In fact, as I've written before, a bigger problem is that not all states give you a chance to remedy a potential signature mismatch - and they reality is that some people's signatures change over time, especially as they get older. 6/ https://t.co/cSVYSOiPNF https://t.co/UJ0PSWesEO
— Michael Li 李之樸 (@mcpli) June 1, 2020
Per Li, the legitimate issue is good ballots not being counted and voters lacking recourse, not counterfeit ballots.
Also in question is how are foreign governments going to afford to counterfeit all of the individual ballots one voter receives as well as any bar codes and also hire forgers to copy sample signatures on file with municipalities—signatures they have no access to. Those complexities make Barr's assertion extremely improbable to the point of near impossibility.
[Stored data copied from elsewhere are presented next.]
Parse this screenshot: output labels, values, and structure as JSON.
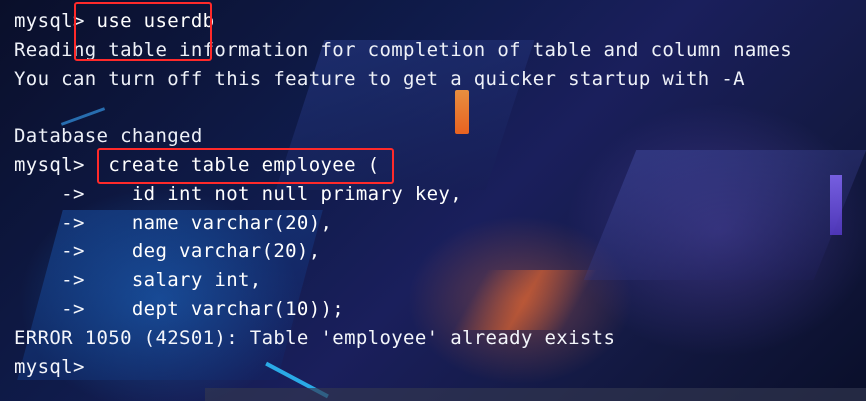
{
  "terminal": {
    "lines": [
      {
        "prompt": "mysql> ",
        "text": "use userdb"
      },
      {
        "text": "Reading table information for completion of table and column names"
      },
      {
        "text": "You can turn off this feature to get a quicker startup with -A"
      },
      {
        "text": ""
      },
      {
        "text": "Database changed"
      },
      {
        "prompt": "mysql>  ",
        "text": "create table employee ("
      },
      {
        "prompt": "    ->    ",
        "text": "id int not null primary key,"
      },
      {
        "prompt": "    ->    ",
        "text": "name varchar(20),"
      },
      {
        "prompt": "    ->    ",
        "text": "deg varchar(20),"
      },
      {
        "prompt": "    ->    ",
        "text": "salary int,"
      },
      {
        "prompt": "    ->    ",
        "text": "dept varchar(10));"
      },
      {
        "text": "ERROR 1050 (42S01): Table 'employee' already exists"
      },
      {
        "prompt": "mysql> ",
        "text": ""
      }
    ]
  },
  "annotations": {
    "highlight_color": "#ff2a2a"
  },
  "colors": {
    "text": "#f4f6fb",
    "background": "#0f1b4a"
  }
}
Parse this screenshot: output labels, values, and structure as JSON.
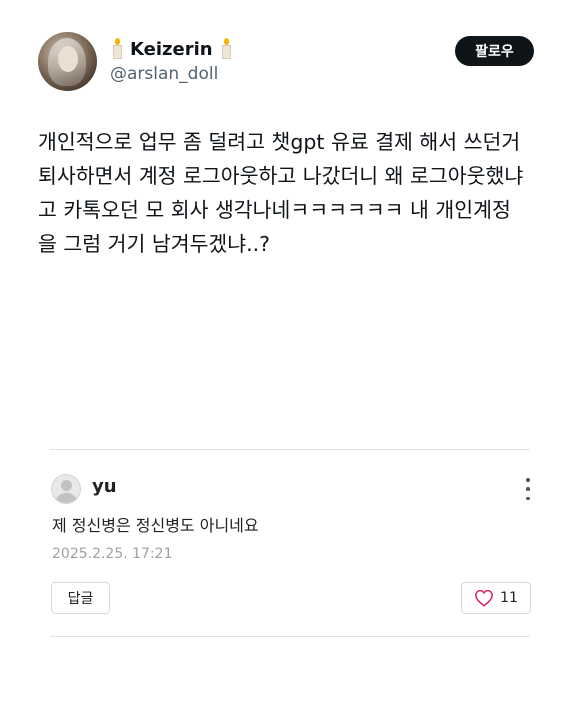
{
  "profile": {
    "display_name": "Keizerin",
    "handle": "@arslan_doll",
    "name_decoration_icon": "candle-icon"
  },
  "follow_button": {
    "label": "팔로우"
  },
  "tweet": {
    "lines": [
      "개인적으로 업무 좀 덜려고 챗gpt 유료 결제 해서 쓰던거",
      "퇴사하면서 계정 로그아웃하고 나갔더니 왜 로그아웃했냐",
      "고 카톡오던 모 회사 생각나네ㅋㅋㅋㅋㅋㅋ 내 개인계정",
      "을 그럼 거기 남겨두겠냐..?"
    ]
  },
  "comment": {
    "author": "yu",
    "text": "제 정신병은 정신병도 아니네요",
    "date": "2025.2.25. 17:21",
    "reply_label": "답글",
    "like_count": "11"
  }
}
The President's attempts to stop registered voters from voting is also a misdirected waste of time and resources according to his critics.
And the reality is that the states that will be potentially decisive in 2020 all already allow no-excuse vote by mail (the swing-y state that's doesn't is Texas). 7/ pic.twitter.com/N52Ibo61op
— Michael Li 李之樸 (@mcpli) June 1, 2020
Michael Li added why it is important that voters push back against any false claims and outright lies about vote by mail.
So it's hard to see Barr's comments as something other than the laying of the ground work for casting doubt about the election after November That's why it's important that we all push back. 8/
— Michael Li 李之樸 (@mcpli) June 1, 2020
As of Monday, June 1, the 2020 election is 154 days away.